Charge #	Alloy Family	Total Weight (kg)	# of Casting Types	Comp. Time (s)
1	CZJ033	3,990	8	2.20
2	CZJ001	3,870	5	2.21
3	CZJ034	3,940	8	2.19
4	CZJ028	3,998	13	2.19

Performance Comparison:

Plan Quality: The system’s plan consistently achieved high furnace utilization (97-100% of 4,000 kg capacity) while automatically selecting sand castings with higher composite priority scores. Manual plans, while often achieving good weight, were less consistent in systematically prioritizing orders based on the multi-criteria score.
Scheduling Efficiency: The manual process for planning a single charge for complex sand castings mixes took experienced planners 6-8 minutes on average.
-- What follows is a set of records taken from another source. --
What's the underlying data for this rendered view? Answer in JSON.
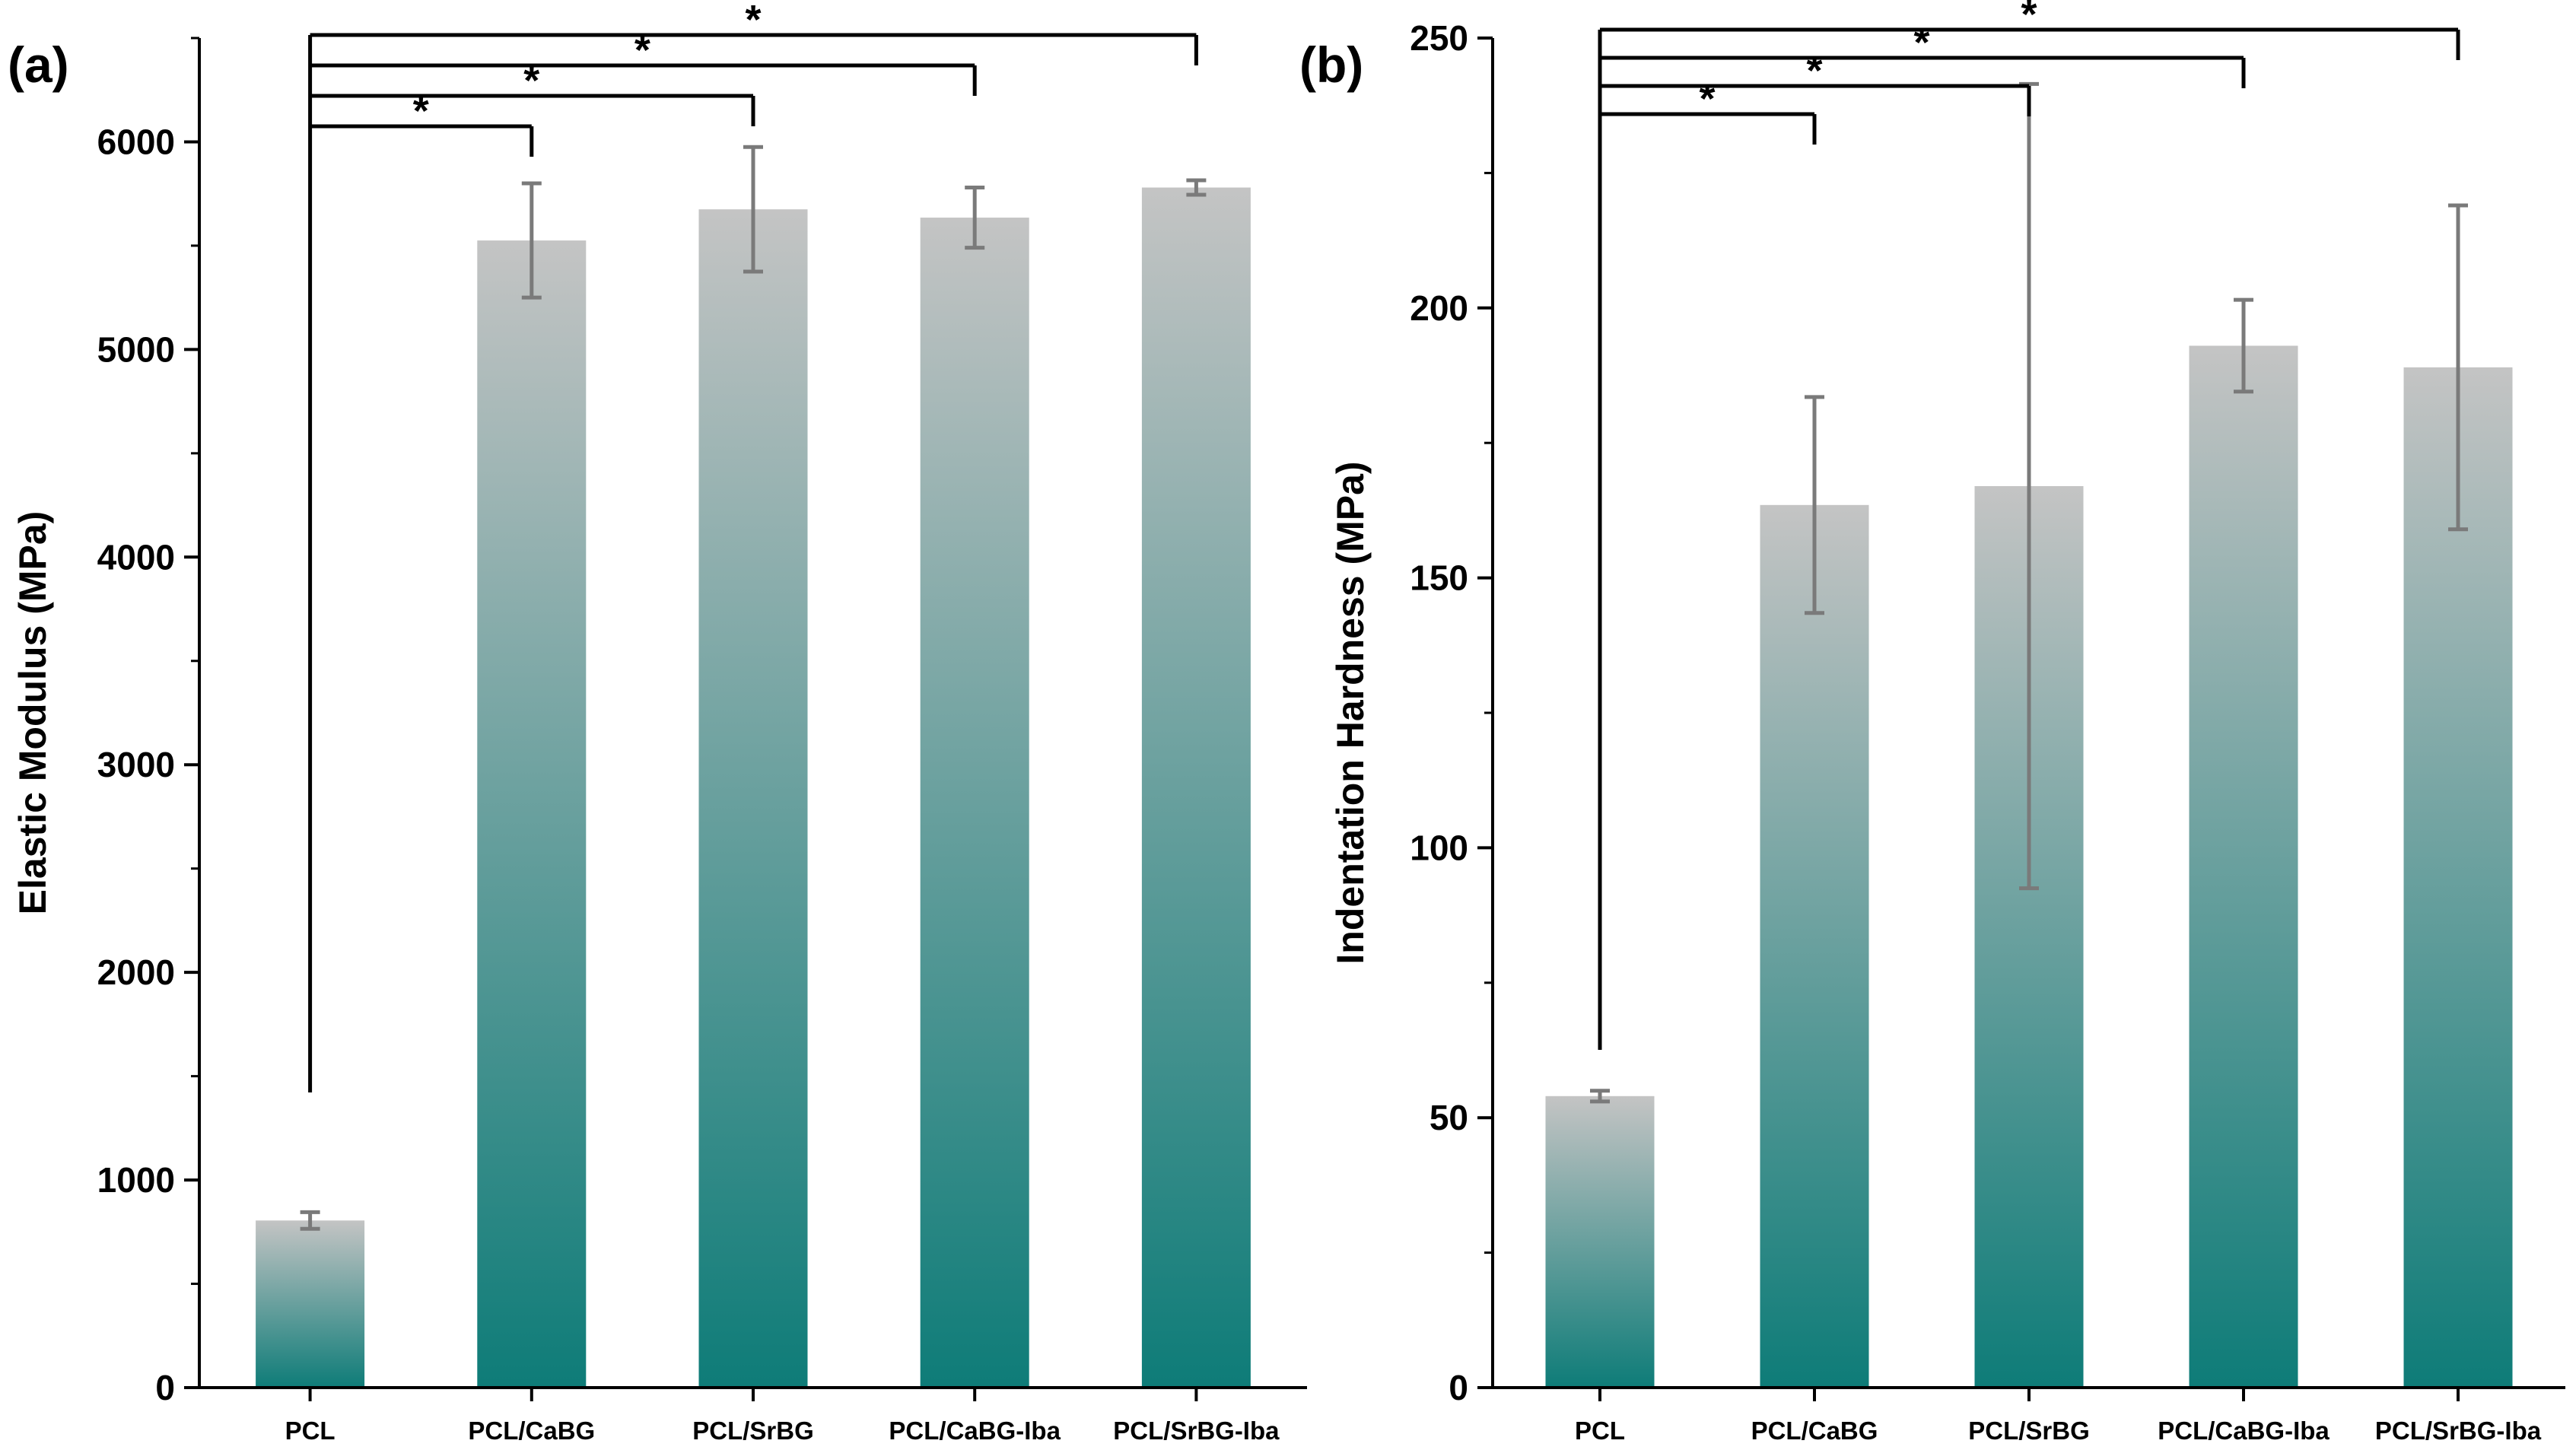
{
  "chart_data": [
    {
      "type": "bar",
      "panel_label": "(a)",
      "categories": [
        "PCL",
        "PCL/CaBG",
        "PCL/SrBG",
        "PCL/CaBG-Iba",
        "PCL/SrBG-Iba"
      ],
      "values": [
        805,
        5525,
        5675,
        5635,
        5780
      ],
      "errors": [
        40,
        275,
        300,
        145,
        35
      ],
      "xlabel": "",
      "ylabel": "Elastic Modulus (MPa)",
      "ylim": [
        0,
        6500
      ],
      "yticks": [
        0,
        1000,
        2000,
        3000,
        4000,
        5000,
        6000
      ],
      "grid": false,
      "legend": "none",
      "significance": [
        {
          "from": "PCL",
          "to": "PCL/CaBG",
          "label": "*"
        },
        {
          "from": "PCL",
          "to": "PCL/SrBG",
          "label": "*"
        },
        {
          "from": "PCL",
          "to": "PCL/CaBG-Iba",
          "label": "*"
        },
        {
          "from": "PCL",
          "to": "PCL/SrBG-Iba",
          "label": "*"
        }
      ]
    },
    {
      "type": "bar",
      "panel_label": "(b)",
      "categories": [
        "PCL",
        "PCL/CaBG",
        "PCL/SrBG",
        "PCL/CaBG-Iba",
        "PCL/SrBG-Iba"
      ],
      "values": [
        54,
        163.5,
        167,
        193,
        189
      ],
      "errors": [
        1,
        20,
        74.5,
        8.5,
        30
      ],
      "xlabel": "",
      "ylabel": "Indentation Hardness (MPa)",
      "ylim": [
        0,
        250
      ],
      "yticks": [
        0,
        50,
        100,
        150,
        200,
        250
      ],
      "grid": false,
      "legend": "none",
      "significance": [
        {
          "from": "PCL",
          "to": "PCL/CaBG",
          "label": "*"
        },
        {
          "from": "PCL",
          "to": "PCL/SrBG",
          "label": "*"
        },
        {
          "from": "PCL",
          "to": "PCL/CaBG-Iba",
          "label": "*"
        },
        {
          "from": "PCL",
          "to": "PCL/SrBG-Iba",
          "label": "*"
        }
      ]
    }
  ],
  "colors": {
    "bar_top": "#c4c4c4",
    "bar_bottom": "#0e7c78",
    "error_bar": "#7a7a7a",
    "axis": "#000000",
    "text": "#000000"
  }
}
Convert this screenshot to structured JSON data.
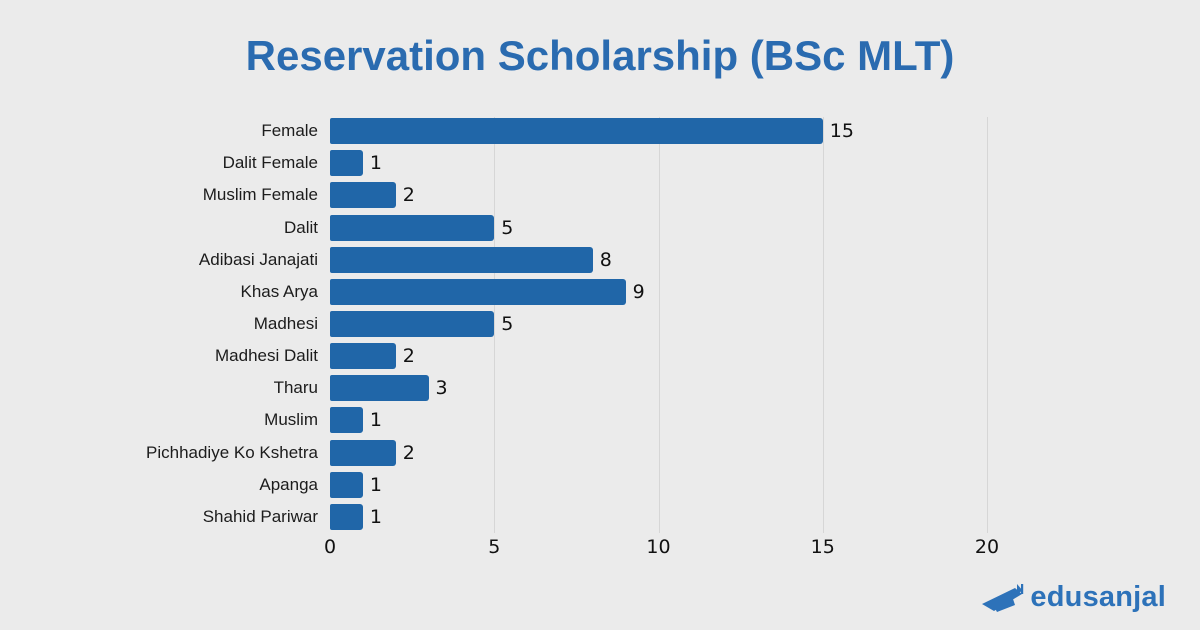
{
  "title": "Reservation Scholarship (BSc MLT)",
  "colors": {
    "background": "#ebebeb",
    "bar": "#2066a8",
    "title": "#2a6bb0",
    "logo": "#2d72b9",
    "gridline": "#d6d6d6",
    "label_text": "#1c1c1c"
  },
  "chart_data": {
    "type": "bar",
    "orientation": "horizontal",
    "title": "Reservation Scholarship (BSc MLT)",
    "categories": [
      "Female",
      "Dalit Female",
      "Muslim Female",
      "Dalit",
      "Adibasi Janajati",
      "Khas Arya",
      "Madhesi",
      "Madhesi Dalit",
      "Tharu",
      "Muslim",
      "Pichhadiye Ko Kshetra",
      "Apanga",
      "Shahid Pariwar"
    ],
    "values": [
      15,
      1,
      2,
      5,
      8,
      9,
      5,
      2,
      3,
      1,
      2,
      1,
      1
    ],
    "value_labels_shown": true,
    "xlabel": "",
    "ylabel": "",
    "xlim": [
      0,
      20
    ],
    "xticks": [
      0,
      5,
      10,
      15,
      20
    ],
    "grid": "vertical",
    "legend": "none",
    "bar_color": "#2066a8"
  },
  "branding": {
    "logo_text": "edusanjal"
  }
}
The system reduced this to approximately 2.2 seconds per charge, a speed-up of over 200 times, dramatically improving planner productivity.
Furnace Utilization: A longitudinal study compared the average poured weight per charge before and after system implementation. Data from months using manual planning (e.g., Dec 2018, Jan 2019) was compared to months using the intelligent system (e.g., Feb, Mar 2019). The results, shown in Table 4, indicate a clear and sustained improvement.

Period (Manual) Avg. Weight/Charge (kg) Period (System) Avg. Weight/Charge (kg)

Dec 2018 3,506.8 Feb 2019 3,657.1

Jan 2019 3,486.3 Mar 2019 3,678.8

The average utilization increased by approximately 5%, translating directly into higher throughput and better asset use for the sand castings production line.

Period (Manual)	Avg. Weight/Charge (kg)	Period (System)	Avg. Weight/Charge (kg)
Dec 2018	3,506.8	Feb 2019	3,657.1
Jan 2019	3,486.3	Mar 2019	3,678.8

Conclusion

This research addresses a critical operational challenge in foundries producing sand castings under a single-piece, small-batch regime. By developing a quantitative priority model that synthesizes delivery urgency, customer value, and production load, the approach provides a structured basis for decision-making. The formal integer programming model precisely captures the constraints and objectives of the melting and pouring charge plan problem for sand castings. The proposed Improved Binary Bat Algorithm (IBBA), enhanced with a state-vector mechanism and hybridized with Cuckoo Search strategies, offers an effective and efficient metaheuristic solution capable of handling real-world problem scales. The implementation of these models and algorithms into an intelligent planning system demonstrably shifts the planning paradigm from experience-based to optimization-driven. The application results confirm significant benefits: the generation of higher-quality charge plans that balance multiple objectives, a drastic reduction in scheduling time, and a measurable improvement in furnace capacity utilization. This intelligent approach provides a solid foundation for enhancing the competitiveness and operational excellence of enterprises specializing in the complex production of sand castings.